Bloomberg title ‘Abandoned’ by Congress: What you need to know about the gun laws in 2017 article Bloomberg | November 17, 2018 10:12:17When you’re not buying a new gun or an assault weapon, the next big event in gun control will be the election.
The political environment is a far cry from that of the late 1980s, when Americans were debating gun control in a country where nearly every major political party was in favor of a ban.
That’s because of the nation’s gun laws.
This year’s election is also the last in which Americans will be able to vote on gun control.
A national survey released last week by the National Shooting Sports Foundation, which is part of the Brady Campaign to Prevent Gun Violence, found that more than 60% of Americans oppose a new federal gun control law, and almost one-quarter of respondents support a new state law to ban assault weapons.

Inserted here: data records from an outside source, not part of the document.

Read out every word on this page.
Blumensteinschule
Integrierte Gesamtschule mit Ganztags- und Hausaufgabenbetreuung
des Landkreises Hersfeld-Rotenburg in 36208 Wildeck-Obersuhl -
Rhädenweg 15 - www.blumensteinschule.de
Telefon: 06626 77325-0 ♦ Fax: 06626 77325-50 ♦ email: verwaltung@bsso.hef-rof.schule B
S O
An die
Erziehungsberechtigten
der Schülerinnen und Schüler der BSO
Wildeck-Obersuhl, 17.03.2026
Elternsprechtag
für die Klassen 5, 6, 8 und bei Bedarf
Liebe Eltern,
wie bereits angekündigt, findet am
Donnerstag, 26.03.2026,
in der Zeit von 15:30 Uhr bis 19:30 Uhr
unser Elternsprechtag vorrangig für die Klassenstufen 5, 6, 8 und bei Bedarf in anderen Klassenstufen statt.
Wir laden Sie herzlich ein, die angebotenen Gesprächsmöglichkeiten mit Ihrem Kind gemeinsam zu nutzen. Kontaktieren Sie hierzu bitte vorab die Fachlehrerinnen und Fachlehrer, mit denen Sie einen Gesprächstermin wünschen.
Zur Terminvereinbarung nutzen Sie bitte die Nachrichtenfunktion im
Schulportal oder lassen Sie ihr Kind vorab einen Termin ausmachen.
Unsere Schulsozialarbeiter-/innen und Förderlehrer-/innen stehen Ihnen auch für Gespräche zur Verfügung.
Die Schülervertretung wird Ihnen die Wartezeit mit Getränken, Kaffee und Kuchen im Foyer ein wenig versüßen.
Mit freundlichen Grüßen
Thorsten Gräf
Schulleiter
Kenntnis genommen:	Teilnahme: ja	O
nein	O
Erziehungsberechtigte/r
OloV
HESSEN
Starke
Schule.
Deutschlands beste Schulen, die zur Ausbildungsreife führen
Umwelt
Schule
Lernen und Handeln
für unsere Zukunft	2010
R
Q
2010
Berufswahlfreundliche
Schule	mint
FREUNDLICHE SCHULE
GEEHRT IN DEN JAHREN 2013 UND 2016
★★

But as the president and Vice President Biden prepare to unveil a sweeping gun control plan, gun control advocates have another target to focus on: their own citizens.
More than 4 million Americans live in states that have no state-level gun control laws.
Of those, about 1.2 million live in the Northeast and Midwest, according to the Gun Owners of America, which tracks gun ownership.
The Brady Campaign is targeting the states that are the most liberal on gun ownership, especially in the West, with a national gun control campaign.
In Pennsylvania, which has a gun control measure on the November ballot, a poll found that 71% of voters support a state-based gun control bill, up from 57% in 2016.
For now, gun violence is a major issue in the election, but the candidates are also running on issues of economic opportunity and a promise to fight to make public colleges and universities more affordable.
When asked about gun control, Trump said during a debate in February: “I’m a big supporter of Second Amendment rights, of course, but I also want to make sure that we have an economy that works for everybody, not just those at the top.”
In an interview with Bloomberg News, Biden told the magazine: “I’m very much focused on making sure that people are able to get their lives back on track.”
While gun control is a top priority for gun control supporters, it’s not the only issue.
On the campaign trail, Biden is pushing for a national health care system that allows people to buy private insurance and subsidizes doctors.
Biden is also calling for a tax on gun sales and for expanding background checks on gun purchases.
His plan is supported by Democratic Sens.
Elizabeth Warren of Massachusetts and Bernie Sanders of Vermont, as well as the influential National Rifle Association, which spent more than $1 million lobbying for the legislation in 2016, according the Center for Responsive Politics.
While Biden has talked about reducing gun violence, gun-control advocates have been vocal about the impact that the legislation could have on families and communities.
According to the Brady Center, at least 17 children have been killed by guns in the U.S. in the past five years, and more than 400,000 Americans have lost their lives to gun violence.
Since the mass shooting at Sandy Hook Elementary School in Newtown, Conn., in December 2012, nearly 2,300 people have been shot and killed, according a New York Times analysis of government data.
“The president’s goal is to end gun violence,” said Chris W. Cox, executive director of the National Center for Health Statistics, which studies the causes and impact of gun violence at the CDC.
“But he needs to do it in a way that will be supported by all Americans.”